Tuesday, April 5, 2011

My First Bridal Nightmare (431 Days to Go)

So Sunday's plan more or less completely fell apart.  Oh well.  I think that Jeff and I needed the day to stay home and watch movies more anyway.  My knitting class has now been tentatively rescheduled for Palm Sunday.  Good thing I'm not super religious.

Saturday he had to go back into the shop to work since his dad had to be in the pool with students, so both my FMIL and I kept Jeff company and made sure he didn't over exert himself trying to grab inventory from top shelves.  The last thing we needed was for him to pull his stitches after only a day.

Kohls.com
After we got the shop closed up mid-afternoon, my FMIL and went shopping for the rest of the afternoon until dinner time.  Almost 95% of that time we spent at Kohl's because she a) had a coupon and b) she cannot pass up good sales.  Since I'm still relatively fresh out of school and my current job requires quite the opposite, I don't have much of a professional wardrobe; so together she and I pulled together a nice blazer outfit with a couple of different shirts.  I really liked the blazer (pictured right) because it was so versatile which I thought was incredibly important when just starting to build my wardrobe.
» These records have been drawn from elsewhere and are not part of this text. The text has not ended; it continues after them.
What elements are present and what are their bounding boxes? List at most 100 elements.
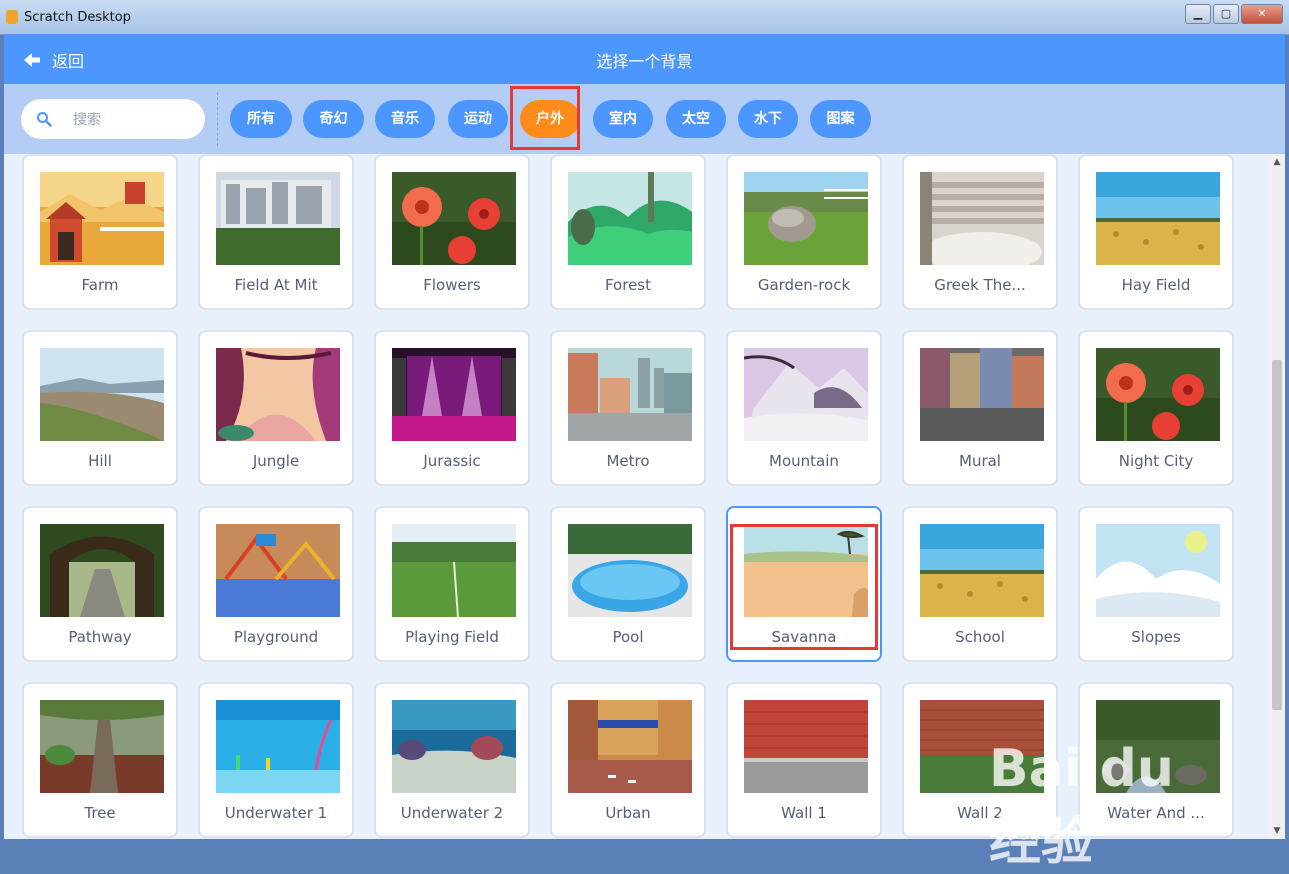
field-at-mit-scene — [216, 172, 340, 265]
backdrop-label: Water And ... — [1107, 804, 1205, 822]
tag-button[interactable]: 奇幻 — [303, 100, 364, 138]
backdrop-thumbnail — [392, 524, 516, 617]
backdrop-thumbnail — [1096, 700, 1220, 793]
scratch-app-icon — [6, 10, 18, 24]
backdrop-card[interactable]: Hill — [22, 330, 178, 486]
backdrop-label: Playing Field — [405, 628, 499, 646]
scrollbar-thumb[interactable] — [1272, 360, 1282, 710]
backdrop-label: Night City — [1118, 452, 1194, 470]
window-title: Scratch Desktop — [24, 10, 131, 25]
backdrop-label: Slopes — [1131, 628, 1181, 646]
backdrop-card[interactable]: Greek The... — [902, 154, 1058, 310]
backdrop-card[interactable]: School — [902, 506, 1058, 662]
backdrop-card[interactable]: Forest — [550, 154, 706, 310]
filter-divider — [217, 92, 218, 146]
backdrop-card[interactable]: Savanna — [726, 506, 882, 662]
hill-scene — [40, 348, 164, 441]
tag-button[interactable]: 室内 — [593, 100, 653, 138]
tag-button[interactable]: 音乐 — [375, 100, 435, 138]
backdrop-card[interactable]: Garden-rock — [726, 154, 882, 310]
mural-scene — [920, 348, 1044, 441]
slopes-scene — [1096, 524, 1220, 617]
backdrop-thumbnail — [216, 524, 340, 617]
tag-button[interactable]: 太空 — [666, 100, 726, 138]
backdrop-card[interactable]: Playing Field — [374, 506, 530, 662]
jungle-scene — [216, 348, 340, 441]
backdrop-thumbnail — [568, 700, 692, 793]
backdrop-label: Jurassic — [423, 452, 481, 470]
water-and-rocks-scene — [1096, 700, 1220, 793]
backdrop-card[interactable]: Pathway — [22, 506, 178, 662]
backdrop-card[interactable]: Jurassic — [374, 330, 530, 486]
search-input[interactable] — [71, 107, 195, 133]
backdrop-card[interactable]: Metro — [550, 330, 706, 486]
backdrop-label: Farm — [81, 276, 119, 294]
backdrop-card[interactable]: Water And ... — [1078, 682, 1234, 838]
backdrop-card[interactable]: Wall 2 — [902, 682, 1058, 838]
playground-scene — [216, 524, 340, 617]
backdrop-card[interactable]: Urban — [550, 682, 706, 838]
backdrop-card[interactable]: Flowers — [374, 154, 530, 310]
backdrop-thumbnail — [568, 172, 692, 265]
tag-button[interactable]: 运动 — [448, 100, 508, 138]
backdrop-thumbnail — [1096, 172, 1220, 265]
savanna-scene — [744, 524, 868, 617]
flowers-scene — [392, 172, 516, 265]
backdrop-card[interactable]: Tree — [22, 682, 178, 838]
backdrop-thumbnail — [920, 172, 1044, 265]
backdrop-card[interactable]: Slopes — [1078, 506, 1234, 662]
scrollbar[interactable]: ▲ ▼ — [1269, 154, 1285, 839]
wall-1-scene — [744, 700, 868, 793]
backdrop-thumbnail — [216, 700, 340, 793]
backdrop-label: Flowers — [423, 276, 481, 294]
tag-highlight-annotation — [510, 86, 580, 150]
backdrop-card[interactable]: Hay Field — [1078, 154, 1234, 310]
maximize-icon[interactable]: ▢ — [1213, 4, 1239, 24]
backdrop-card[interactable]: Playground — [198, 506, 354, 662]
backdrop-card[interactable]: Underwater 2 — [374, 682, 530, 838]
backdrop-thumbnail — [40, 700, 164, 793]
backdrop-label: Greek The... — [934, 276, 1026, 294]
tag-button[interactable]: 图案 — [810, 100, 871, 138]
backdrop-card[interactable]: Jungle — [198, 330, 354, 486]
scroll-down-icon[interactable]: ▼ — [1269, 823, 1285, 839]
title-bar: Scratch Desktop ▁ ▢ ✕ — [0, 0, 1289, 35]
search-box — [21, 99, 205, 139]
tree-scene — [40, 700, 164, 793]
backdrop-label: Underwater 1 — [224, 804, 328, 822]
scroll-up-icon[interactable]: ▲ — [1269, 154, 1285, 170]
backdrop-label: Field At Mit — [234, 276, 318, 294]
backdrop-thumbnail — [1096, 524, 1220, 617]
backdrop-label: Pathway — [68, 628, 132, 646]
backdrop-label: Jungle — [252, 452, 300, 470]
backdrop-card[interactable]: Wall 1 — [726, 682, 882, 838]
farm-scene — [40, 172, 164, 265]
backdrop-card[interactable]: Underwater 1 — [198, 682, 354, 838]
backdrop-card[interactable]: Mountain — [726, 330, 882, 486]
backdrop-card[interactable]: Farm — [22, 154, 178, 310]
underwater-1-scene — [216, 700, 340, 793]
backdrop-label: Garden-rock — [757, 276, 851, 294]
backdrop-label: Wall 1 — [781, 804, 827, 822]
tag-button[interactable]: 所有 — [230, 100, 292, 138]
window-controls: ▁ ▢ ✕ — [1185, 4, 1283, 24]
backdrop-label: Urban — [605, 804, 651, 822]
backdrop-thumbnail — [40, 172, 164, 265]
backdrop-card[interactable]: Mural — [902, 330, 1058, 486]
backdrop-thumbnail — [216, 348, 340, 441]
tag-button[interactable]: 水下 — [738, 100, 798, 138]
backdrop-label: Tree — [84, 804, 116, 822]
backdrop-label: Hay Field — [1121, 276, 1191, 294]
minimize-icon[interactable]: ▁ — [1185, 4, 1211, 24]
pool-scene — [568, 524, 692, 617]
backdrop-card[interactable]: Pool — [550, 506, 706, 662]
backdrop-label: Forest — [604, 276, 652, 294]
backdrop-card[interactable]: Field At Mit — [198, 154, 354, 310]
pathway-scene — [40, 524, 164, 617]
urban-scene — [568, 700, 692, 793]
backdrop-card[interactable]: Night City — [1078, 330, 1234, 486]
backdrop-label: Mural — [959, 452, 1001, 470]
backdrop-label: Savanna — [771, 628, 837, 646]
close-icon[interactable]: ✕ — [1241, 4, 1283, 24]
backdrop-label: Hill — [88, 452, 112, 470]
Pretty much everything that I bought was Apt 9 brand which was incredibly youthful and vibrant in the color selection.  I never really felt like I was looking at anything that was frumpy or too old for me despite the fact that I'm a little too big to fit into juniors or misses anymore.  I blame the linebacker shoulders I inherited from my father's side of the family.
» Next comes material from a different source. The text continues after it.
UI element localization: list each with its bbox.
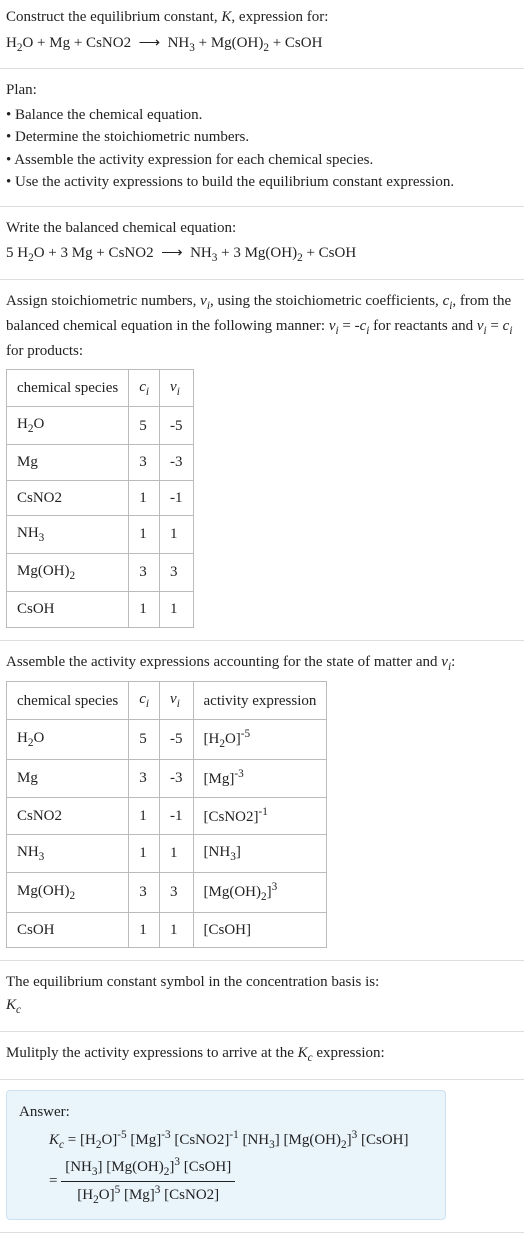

But it was interesting shopping with my FMIL because I haven't often enjoyed shopping at all. I'm the type of person that prefers to go by myself, try stuff on and get out.  Mostly because my girlfriends have never really had the time that we could get together for shopping trips or even when we do, I feel rushed when looking for myself.  That and shopping with my own mother is difficult because she already has preconceived notions of what I should like and wear.  Typically these don't match up with reality.  I grew up in a town where fashion is about 2-3 years behind and once I moved to Pittsburgh, I was determined to not let that be the case any longer.  I'm not too far out into crazy fashion (like Lady Gaga) but I certainly don't like bells and penguins to decorate my sweaters in the winter.  So hopefully I'll soon have a job interview and a career to go along with the new wardrobe that's underway.
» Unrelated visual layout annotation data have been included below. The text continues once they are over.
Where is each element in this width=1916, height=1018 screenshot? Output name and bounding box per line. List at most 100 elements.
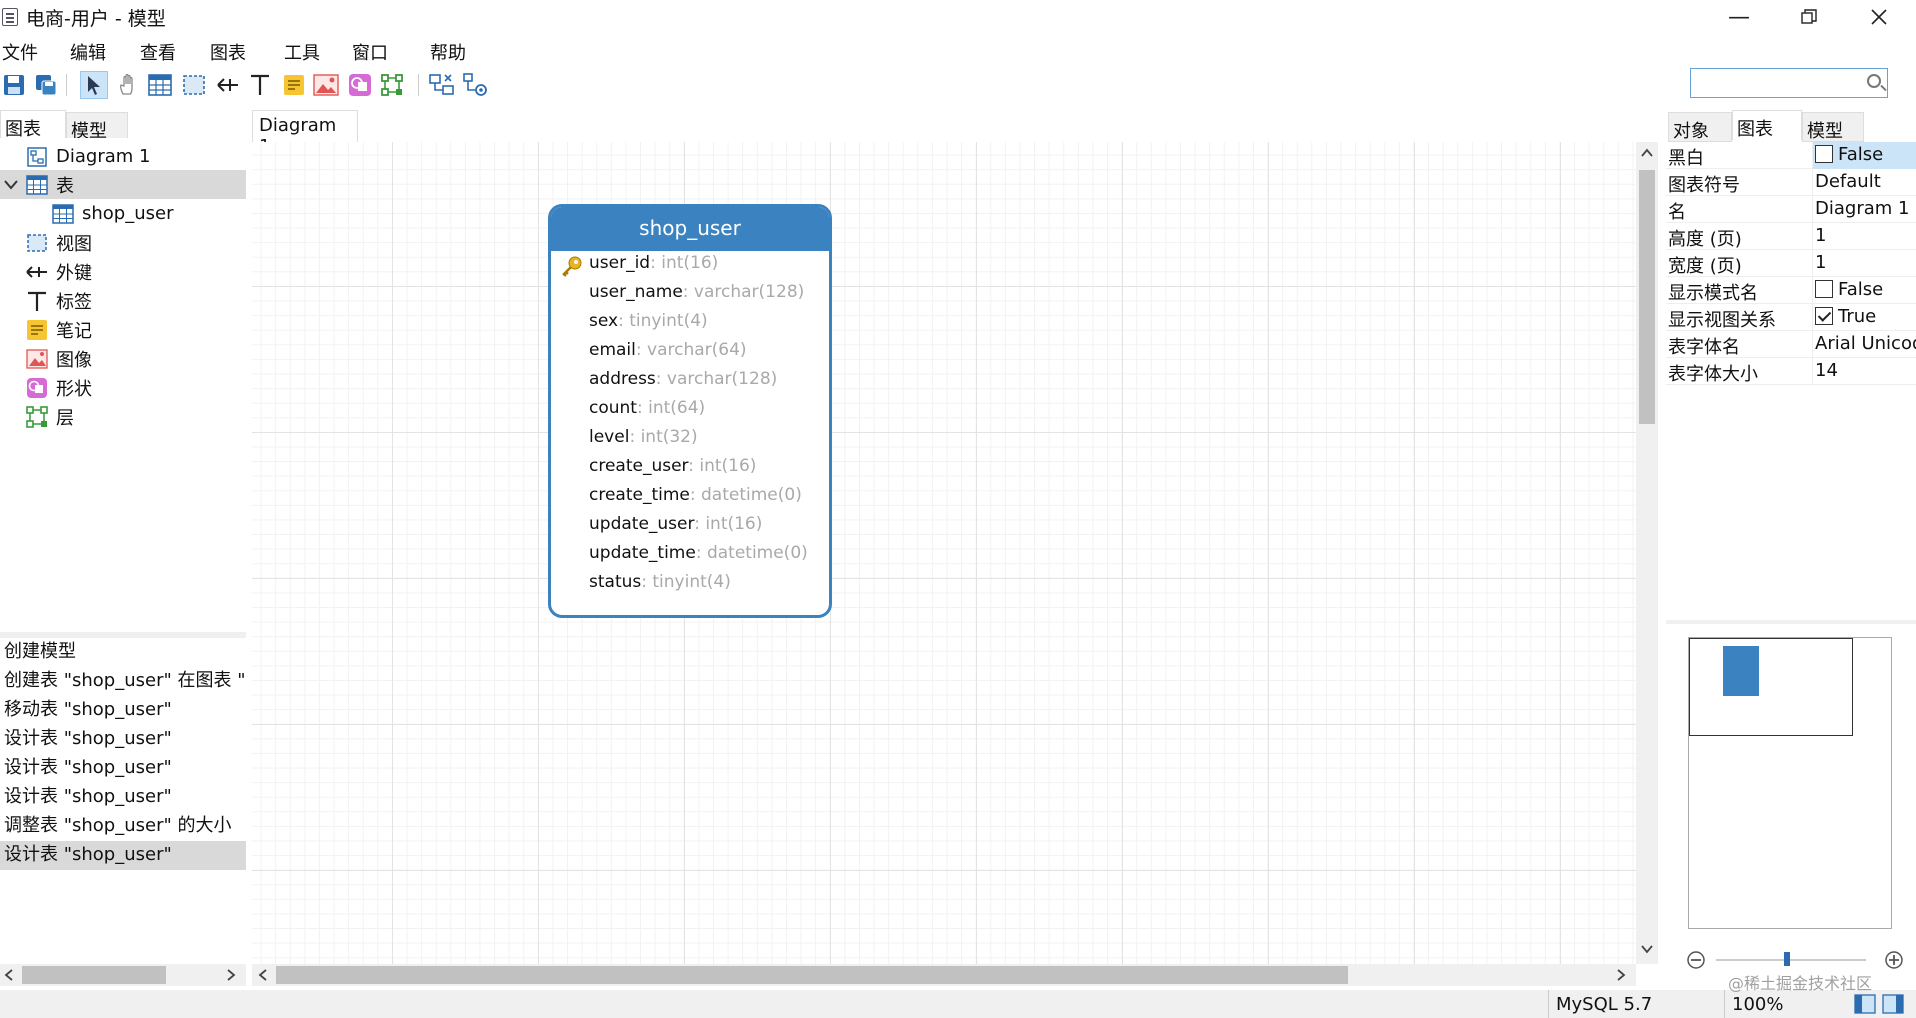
property-row[interactable]: 图表符号 Default bbox=[1666, 169, 1916, 196]
history-item[interactable]: 设计表 "shop_user" bbox=[4, 783, 246, 812]
menu-file[interactable]: 文件 bbox=[2, 39, 38, 65]
property-row[interactable]: 宽度 (页) 1 bbox=[1666, 250, 1916, 277]
zoom-slider-thumb[interactable] bbox=[1784, 952, 1790, 966]
property-row[interactable]: 黑白 False bbox=[1666, 142, 1916, 169]
property-row[interactable]: 名 Diagram 1 bbox=[1666, 196, 1916, 223]
history-item[interactable]: 创建模型 bbox=[4, 638, 246, 667]
new-note-button[interactable] bbox=[280, 71, 308, 99]
history-item-selected[interactable]: 设计表 "shop_user" bbox=[0, 841, 246, 870]
entity-field-row[interactable]: count: int(64) bbox=[589, 398, 705, 418]
property-value[interactable]: Arial Unicode MS bbox=[1812, 331, 1916, 358]
minimize-button[interactable]: — bbox=[1704, 0, 1774, 34]
tree-item-layers[interactable]: 层 bbox=[0, 402, 246, 431]
tree-item-foreign-keys[interactable]: 外键 bbox=[0, 257, 246, 286]
scroll-left-icon[interactable] bbox=[258, 969, 268, 981]
scroll-right-icon[interactable] bbox=[226, 969, 236, 981]
menu-tools[interactable]: 工具 bbox=[284, 39, 320, 65]
new-view-button[interactable] bbox=[180, 71, 208, 99]
property-row[interactable]: 表字体名 Arial Unicode MS bbox=[1666, 331, 1916, 358]
entity-field-row[interactable]: address: varchar(128) bbox=[589, 369, 777, 389]
new-shape-button[interactable] bbox=[346, 71, 374, 99]
new-layer-button[interactable] bbox=[378, 71, 406, 99]
tab-diagram-properties[interactable]: 图表 bbox=[1732, 110, 1802, 140]
tree-item-shapes[interactable]: 形状 bbox=[0, 373, 246, 402]
scrollbar-thumb[interactable] bbox=[22, 966, 166, 984]
zoom-in-icon[interactable] bbox=[1884, 950, 1904, 970]
property-row[interactable]: 显示模式名 False bbox=[1666, 277, 1916, 304]
property-row[interactable]: 显示视图关系 True bbox=[1666, 304, 1916, 331]
diagram-canvas[interactable]: shop_user user_id: int(16) user_name: va… bbox=[252, 142, 1636, 964]
property-row[interactable]: 表字体大小 14 bbox=[1666, 358, 1916, 385]
entity-field-row[interactable]: level: int(32) bbox=[589, 427, 698, 447]
property-value[interactable]: True bbox=[1812, 304, 1916, 331]
entity-field-row[interactable]: create_time: datetime(0) bbox=[589, 485, 802, 505]
tree-item-images[interactable]: 图像 bbox=[0, 344, 246, 373]
scrollbar-thumb[interactable] bbox=[1639, 170, 1655, 424]
property-value[interactable]: False bbox=[1812, 142, 1916, 169]
save-button[interactable] bbox=[0, 71, 28, 99]
entity-field-row[interactable]: user_id: int(16) bbox=[551, 251, 829, 280]
canvas-vertical-scrollbar[interactable] bbox=[1636, 142, 1658, 964]
right-panel-toggle-icon[interactable] bbox=[1882, 994, 1904, 1014]
tree-item-shop-user[interactable]: shop_user bbox=[0, 199, 246, 228]
entity-field-row[interactable]: status: tinyint(4) bbox=[589, 572, 731, 592]
history-item[interactable]: 设计表 "shop_user" bbox=[4, 754, 246, 783]
tree-item-labels[interactable]: 标签 bbox=[0, 286, 246, 315]
tab-diagram[interactable]: 图表 bbox=[0, 110, 66, 140]
select-tool-button[interactable] bbox=[80, 71, 108, 99]
menu-window[interactable]: 窗口 bbox=[352, 39, 388, 65]
tab-object[interactable]: 对象 bbox=[1668, 112, 1732, 142]
new-image-button[interactable] bbox=[312, 71, 340, 99]
hand-tool-button[interactable] bbox=[114, 71, 142, 99]
scroll-left-icon[interactable] bbox=[4, 969, 14, 981]
history-item[interactable]: 移动表 "shop_user" bbox=[4, 696, 246, 725]
entity-field-row[interactable]: create_user: int(16) bbox=[589, 456, 756, 476]
new-label-button[interactable] bbox=[246, 71, 274, 99]
property-value[interactable]: 1 bbox=[1812, 250, 1916, 277]
property-row[interactable]: 高度 (页) 1 bbox=[1666, 223, 1916, 250]
tree-item-notes[interactable]: 笔记 bbox=[0, 315, 246, 344]
scroll-right-icon[interactable] bbox=[1616, 969, 1626, 981]
save-as-button[interactable] bbox=[32, 71, 60, 99]
new-foreign-key-button[interactable] bbox=[214, 71, 242, 99]
auto-layout-button[interactable] bbox=[428, 71, 456, 99]
entity-field-row[interactable]: update_user: int(16) bbox=[589, 514, 762, 534]
entity-field-row[interactable]: sex: tinyint(4) bbox=[589, 311, 708, 331]
property-value[interactable]: 1 bbox=[1812, 223, 1916, 250]
entity-field-row[interactable]: email: varchar(64) bbox=[589, 340, 747, 360]
history-item[interactable]: 调整表 "shop_user" 的大小 bbox=[4, 812, 246, 841]
checkbox-unchecked[interactable] bbox=[1815, 280, 1833, 298]
scroll-up-icon[interactable] bbox=[1641, 148, 1653, 158]
menu-edit[interactable]: 编辑 bbox=[70, 39, 106, 65]
overview-viewport[interactable] bbox=[1689, 638, 1853, 736]
scrollbar-thumb[interactable] bbox=[276, 966, 1348, 984]
property-value[interactable]: Default bbox=[1812, 169, 1916, 196]
diagram-overview[interactable] bbox=[1688, 637, 1892, 929]
restore-button[interactable] bbox=[1774, 0, 1844, 34]
panel-splitter[interactable] bbox=[1666, 620, 1916, 624]
canvas-horizontal-scrollbar[interactable] bbox=[252, 964, 1636, 986]
history-item[interactable]: 创建表 "shop_user" 在图表 "Diagram 1" bbox=[4, 667, 246, 696]
entity-field-row[interactable]: user_name: varchar(128) bbox=[589, 282, 804, 302]
history-horizontal-scrollbar[interactable] bbox=[0, 964, 246, 986]
entity-field-row[interactable]: update_time: datetime(0) bbox=[589, 543, 808, 563]
zoom-out-icon[interactable] bbox=[1686, 950, 1706, 970]
zoom-slider-track[interactable] bbox=[1716, 959, 1866, 961]
menu-help[interactable]: 帮助 bbox=[430, 39, 466, 65]
checkbox-unchecked[interactable] bbox=[1815, 145, 1833, 163]
menu-diagram[interactable]: 图表 bbox=[210, 39, 246, 65]
history-item[interactable]: 设计表 "shop_user" bbox=[4, 725, 246, 754]
left-panel-toggle-icon[interactable] bbox=[1854, 994, 1876, 1014]
diagram-settings-button[interactable] bbox=[462, 71, 490, 99]
property-value[interactable]: 14 bbox=[1812, 358, 1916, 385]
property-value[interactable]: False bbox=[1812, 277, 1916, 304]
tree-item-tables[interactable]: 表 bbox=[0, 170, 246, 199]
property-value[interactable]: Diagram 1 bbox=[1812, 196, 1916, 223]
tab-diagram-1[interactable]: Diagram 1 bbox=[252, 110, 358, 157]
scroll-down-icon[interactable] bbox=[1641, 944, 1653, 954]
search-input[interactable] bbox=[1690, 68, 1888, 98]
tree-item-views[interactable]: 视图 bbox=[0, 228, 246, 257]
checkbox-checked[interactable] bbox=[1815, 307, 1833, 325]
menu-view[interactable]: 查看 bbox=[140, 39, 176, 65]
tab-model-properties[interactable]: 模型 bbox=[1802, 112, 1864, 142]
But Saturday night was, well, interesting.  Jeff slept in a recliner in the living room in order to minimize how much he moved around because of his wrist and after a year, I no longer sleep as well in bed alone.  So I was tossing and turning which has pretty much been the case for both of us since he broke his wrist.  Well, that night I had an incredibly vivid dream about our wedding.  Yes, my first wedding nightmare.  I dreamt that when I woke the next morning that it was our wedding day and of course, nothing was done, ordered, ready, delivered or booked.  It was just utter chaos and I went through the day from start to finish in a near panic and missed the ceremony because I was too busy trying to arrange flowers for the reception.  Basically the entire day I was just trying to keep one step ahead of everyone else that I didn't see anyone except for my MOHs and that was to give them the meager six bottles of alcohol I had for the bar which I later found out that the groomsmen drank between the ceremony and reception.

Well, eventually my tossing and turning woke me up and when I fell back asleep I dreamt that I was telling Jeff all about my dream.  We then walked through the whole dream together watching myself flounder about aimlessly and helplessly.  It was an extremely weird out of body experience for a dream inside a dream.  Well, when I finally woke up Sunday morning, Jeff had moved back to the bed at some point and I started to tell him about my weird dream and then paused half afraid that I was about to re-experience the whole damn thing a third time.  I even went so far as to make him pinch me.  It feels like it's way too soon for me start having wedding nightmares.